Homer's concealed Odysseus .
Homer (Odyssey, VIII, 83 ff.) tells how Odysseus, in the Phaeacian
king's palace, covered his head each time at the minstrel Demodocus'
song, whether happy or sad, and thus hidden from those present,
wept. Verse 93 runs: ενθ' αλλους μέν
πάντας έλάνθανε δάκρυα λείβων. Consistent with the spirit of our own language, we translate:
"Then he shed tears, without all the others noticing it." The German
translation by Voss comes closer to what the Greek says, since it carries
the important verb έλάνθανε over into the German formulation: "He
concealed his flowing tears from all the other guests." Έλάνθανε,
however, does not mean the transitive "he concealed," but "he remained
concealed"—as the one who was shedding tears. "Remaining
concealed" is the key word in the Greek. German, on the other hand,
says: he wept, without the others noticing it. Correspondingly, we
translate the well-known Epicurean admonition λάθε βιώσας as "Live
in hiding." Thought from a Greek perspective, this saying means: "As
the one who leads his life, remain concealed (therein)." Concealment
here defines the way in which a man should be present among others.
By the manner of its saying, the Greek announces that concealing—
and therefore at the same time remaining unconcealed—exercises a
commanding preeminence over every other way in which what is present
comes to presence.

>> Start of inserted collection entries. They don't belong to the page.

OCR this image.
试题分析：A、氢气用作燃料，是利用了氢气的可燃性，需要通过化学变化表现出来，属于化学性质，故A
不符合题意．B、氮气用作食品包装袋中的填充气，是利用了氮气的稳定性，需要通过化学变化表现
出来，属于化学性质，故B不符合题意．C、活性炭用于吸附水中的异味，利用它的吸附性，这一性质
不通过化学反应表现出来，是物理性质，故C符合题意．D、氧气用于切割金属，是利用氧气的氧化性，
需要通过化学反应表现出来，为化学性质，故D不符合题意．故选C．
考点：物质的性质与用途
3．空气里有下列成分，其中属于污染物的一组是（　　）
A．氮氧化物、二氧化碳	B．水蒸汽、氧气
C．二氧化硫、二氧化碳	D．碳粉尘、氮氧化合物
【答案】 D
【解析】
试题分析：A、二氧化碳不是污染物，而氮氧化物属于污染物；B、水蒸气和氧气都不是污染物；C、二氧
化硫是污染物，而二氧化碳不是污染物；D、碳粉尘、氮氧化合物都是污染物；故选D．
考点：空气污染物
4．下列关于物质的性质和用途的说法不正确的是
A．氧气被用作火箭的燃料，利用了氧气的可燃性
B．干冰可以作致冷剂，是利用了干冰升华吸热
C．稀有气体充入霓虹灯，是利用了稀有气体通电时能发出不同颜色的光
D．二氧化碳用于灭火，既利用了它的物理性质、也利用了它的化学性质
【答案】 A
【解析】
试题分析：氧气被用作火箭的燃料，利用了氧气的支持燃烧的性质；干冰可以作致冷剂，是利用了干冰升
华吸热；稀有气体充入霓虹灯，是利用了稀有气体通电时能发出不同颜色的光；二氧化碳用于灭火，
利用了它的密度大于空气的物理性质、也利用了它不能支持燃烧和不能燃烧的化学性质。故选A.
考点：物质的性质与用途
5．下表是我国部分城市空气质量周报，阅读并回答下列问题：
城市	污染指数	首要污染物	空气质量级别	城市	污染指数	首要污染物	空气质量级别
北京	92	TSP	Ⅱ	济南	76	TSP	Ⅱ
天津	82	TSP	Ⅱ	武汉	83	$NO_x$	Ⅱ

The fundamental trait of presencing itself is
determined by remaining concealed and unconcealed. One need not
begin with a seemingly capricious etymology of άληθεσία in order to
experience how universally the presencing of what is present comes to
language only in shining, self-manifesting, lying-before, arising, bringing-
itself-before, and in assuming an outward appearance.
All this, in its undisturbed harmony, would be unthinkable within
Greek existence and language if remaining-concealed/remaining-unconcealed
did not hold sway as that which really has no need to bring
itself expressly to language, since this language itself arises from it.

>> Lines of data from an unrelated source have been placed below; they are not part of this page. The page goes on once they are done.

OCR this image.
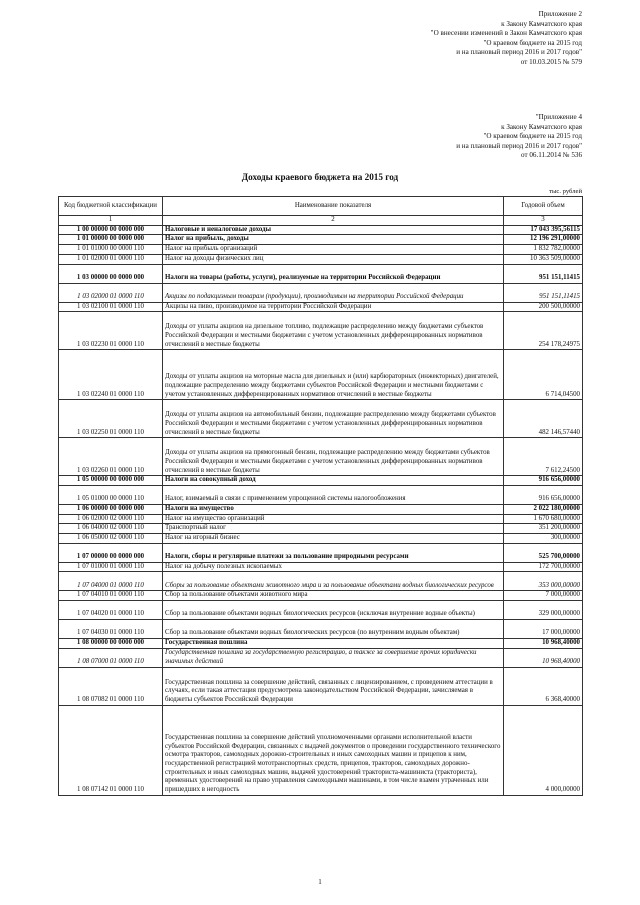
Приложение 2
к Закону Камчатского края
"О внесении изменений в Закон Камчатского края
"О краевом бюджете на 2015 год
и на плановый период 2016 и 2017 годов"
от 10.03.2015 № 579
"Приложение 4
к Закону Камчатского края
"О краевом бюджете на 2015 год
и на плановый период 2016 и 2017 годов"
от 06.11.2014 № 536
Доходы краевого бюджета на 2015 год
тыс. рублей
Код бюджетной классификации	Наименование показателя	Годовой объем
1	2	3
1 00 00000 00 0000 000	Налоговые и неналоговые доходы	17 043 395,56115
1 01 00000 00 0000 000	Налог на прибыль, доходы	12 196 291,00000
1 01 01000 00 0000 110	Налог на прибыль организаций	1 832 782,00000
1 01 02000 01 0000 110	Налог на доходы физических лиц	10 363 509,00000
1 03 00000 00 0000 000	Налоги на товары (работы, услуги), реализуемые на территории Российской Федерации	951 151,11415
1 03 02000 01 0000 110	Акцизы по подакцизным товарам (продукции), производимым на территории Российской Федерации	951 151,11415
1 03 02100 01 0000 110	Акцизы на пиво, производимое на территории Российской Федерации	200 500,00000
1 03 02230 01 0000 110	Доходы от уплаты акцизов на дизельное топливо, подлежащие распределению между бюджетами субъектов Российской Федерации и местными бюджетами с учетом установленных дифференцированных нормативов отчислений в местные бюджеты	254 178,24975
1 03 02240 01 0000 110	Доходы от уплаты акцизов на моторные масла для дизельных и (или) карбюраторных (инжекторных) двигателей, подлежащие распределению между бюджетами субъектов Российской Федерации и местными бюджетами с учетом установленных дифференцированных нормативов отчислений в местные бюджеты	6 714,04500
1 03 02250 01 0000 110	Доходы от уплаты акцизов на автомобильный бензин, подлежащие распределению между бюджетами субъектов Российской Федерации и местными бюджетами с учетом установленных дифференцированных нормативов отчислений в местные бюджеты	482 146,57440
1 03 02260 01 0000 110	Доходы от уплаты акцизов на прямогонный бензин, подлежащие распределению между бюджетами субъектов Российской Федерации и местными бюджетами с учетом установленных дифференцированных нормативов отчислений в местные бюджеты	7 612,24500
1 05 00000 00 0000 000	Налоги на совокупный доход	916 656,00000
1 05 01000 00 0000 110	Налог, взимаемый в связи с применением упрощенной системы налогообложения	916 656,00000
1 06 00000 00 0000 000	Налоги на имущество	2 022 180,00000
1 06 02000 02 0000 110	Налог на имущество организаций	1 670 680,00000
1 06 04000 02 0000 110	Транспортный налог	351 200,00000
1 06 05000 02 0000 110	Налог на игорный бизнес	300,00000
1 07 00000 00 0000 000	Налоги, сборы и регулярные платежи за пользование природными ресурсами	525 700,00000
1 07 01000 01 0000 110	Налог на добычу полезных ископаемых	172 700,00000
1 07 04000 01 0000 110	Сборы за пользование объектами животного мира и за пользование объектами водных биологических ресурсов	353 000,00000
1 07 04010 01 0000 110	Сбор за пользование объектами животного мира	7 000,00000
1 07 04020 01 0000 110	Сбор за пользование объектами водных биологических ресурсов (исключая внутренние водные объекты)	329 000,00000
1 07 04030 01 0000 110	Сбор за пользование объектами водных биологических ресурсов (по внутренним водным объектам)	17 000,00000
1 08 00000 00 0000 000	Государственная пошлина	10 968,40000
1 08 07000 01 0000 110	Государственная пошлина за государственную регистрацию, а также за совершение прочих юридически значимых действий	10 968,40000
1 08 07082 01 0000 110	Государственная пошлина за совершение действий, связанных с лицензированием, с проведением аттестации в случаях, если такая аттестация предусмотрена законодательством Российской Федерации, зачисляемая в бюджеты субъектов Российской Федерации	6 368,40000
1 08 07142 01 0000 110	Государственная пошлина за совершение действий уполномоченными органами исполнительной власти субъектов Российской Федерации, связанных с выдачей документов о проведении государственного технического осмотра тракторов, самоходных дорожно-строительных и иных самоходных машин и прицепов к ним, государственной регистрацией мототранспортных средств, прицепов, тракторов, самоходных дорожно-строительных и иных самоходных машин, выдачей удостоверений тракториста-машиниста (тракториста), временных удостоверений на право управления самоходными машинами, в том числе взамен утраченных или пришедших в негодность	4 000,00000
1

Accordingly, the Greek experience in the case of Odysseus does
not proceed from the premise that the guests present are represented
as subjects who in their subjective behavior fail to grasp weeping Odysseus
as an object of their perception. On the contrary, what governs
the Greek experience is a concealment surrounding the one in tears, a
concealment which isolates him from the others. Homer does not say:
Odysseus concealed his tears. Nor does the poet say: Odysseus concealed
himself as one weeping. Rather, he says: Odysseus remained
concealed. We must ponder this matter ever more strenuously, even at
the risk of becoming diffuse and fastidious. A lack of sufficient insight
into this problem will mean, for us, that Plato's interpretation of presencing
as ΐδέα remains either arbitrary or accidental.